41 "I found unclear the method by which TSL calculates proportions for user applications. The paper mentions that an application-specific progress rate metric is used. If that is true, doesn't that go against the goal of TSL to run on a *general* commodity operating system ? Shouldn't a more general heuristic be applied instead to determine which real-time tasks should be given higher priorities ? "
42 How does this three-element solution deal with the scalability?. In case there are a large number of time intensive applications running, what do you think about the efficiency of the solution?.
43 I found one negative point of this paper is they did not provide evaluation on effect for standard application and evaluation seems not completed. If you were the author, how would you improve the evaluation part in this paper?
44 In the end, did they integrate separate ideas relating to time-sensitivity of Linux kernel?
45 I think that it would be very useful to compare the overhead of this new method to a real-time OS (such as RTlinux) in addition to the comparison to the standard Linux. Why didn't they do that? Can you think of any specific reason?

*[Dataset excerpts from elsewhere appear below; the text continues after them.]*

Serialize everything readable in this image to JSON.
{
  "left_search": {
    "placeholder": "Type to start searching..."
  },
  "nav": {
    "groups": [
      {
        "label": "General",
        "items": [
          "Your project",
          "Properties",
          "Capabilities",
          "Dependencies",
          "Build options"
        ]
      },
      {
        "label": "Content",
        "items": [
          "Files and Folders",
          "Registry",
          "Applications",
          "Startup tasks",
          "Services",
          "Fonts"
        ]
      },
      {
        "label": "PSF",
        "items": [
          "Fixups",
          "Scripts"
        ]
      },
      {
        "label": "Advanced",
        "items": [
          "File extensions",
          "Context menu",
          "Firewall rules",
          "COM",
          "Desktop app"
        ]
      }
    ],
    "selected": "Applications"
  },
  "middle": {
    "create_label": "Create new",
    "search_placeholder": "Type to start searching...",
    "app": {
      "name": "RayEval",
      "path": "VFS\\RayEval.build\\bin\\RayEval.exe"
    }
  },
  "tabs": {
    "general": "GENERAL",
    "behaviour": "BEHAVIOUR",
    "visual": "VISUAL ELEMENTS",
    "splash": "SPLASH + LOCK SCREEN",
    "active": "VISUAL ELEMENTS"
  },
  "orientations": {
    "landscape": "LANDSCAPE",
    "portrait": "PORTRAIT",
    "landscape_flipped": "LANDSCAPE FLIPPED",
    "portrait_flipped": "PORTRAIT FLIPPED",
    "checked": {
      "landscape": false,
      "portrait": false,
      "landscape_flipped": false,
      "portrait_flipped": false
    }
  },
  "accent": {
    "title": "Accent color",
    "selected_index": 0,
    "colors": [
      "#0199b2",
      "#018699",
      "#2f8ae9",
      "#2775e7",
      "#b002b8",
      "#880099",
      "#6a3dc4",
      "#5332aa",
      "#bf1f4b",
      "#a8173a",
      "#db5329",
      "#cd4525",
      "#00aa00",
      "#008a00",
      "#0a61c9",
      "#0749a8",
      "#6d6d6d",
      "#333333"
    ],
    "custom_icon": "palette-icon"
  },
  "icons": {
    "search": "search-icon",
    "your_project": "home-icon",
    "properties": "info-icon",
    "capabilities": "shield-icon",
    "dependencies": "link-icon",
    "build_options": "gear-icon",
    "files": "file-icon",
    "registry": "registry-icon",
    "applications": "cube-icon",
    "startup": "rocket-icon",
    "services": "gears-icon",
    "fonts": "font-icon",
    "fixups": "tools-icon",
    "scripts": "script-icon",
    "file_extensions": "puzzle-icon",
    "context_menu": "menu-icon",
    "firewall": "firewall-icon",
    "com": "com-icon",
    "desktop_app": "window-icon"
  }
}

46 What type of real-time applications do we need to support on commodity OSs other than multimedia and interactive applications?
47 How does the performance of TSL compare to RTLinux? (Provided that ABI is not a major problem)
48 While a worst case performance in the order of us is sufficient for most commercial-level real-time application (such as playing video), is this sufficient for industrial application, which the real-time process is used for equipment control or navigation?
49 What happens if a real-time application is allowed to take over the system? Is it possible that kernel becomes irresponsive when executing some misbehaving real-time applications?
50 So along the same line of thinking, is it the #2 (finer grain preempting) and #3 (scheduling) code changes that made the most difference in performance improvements?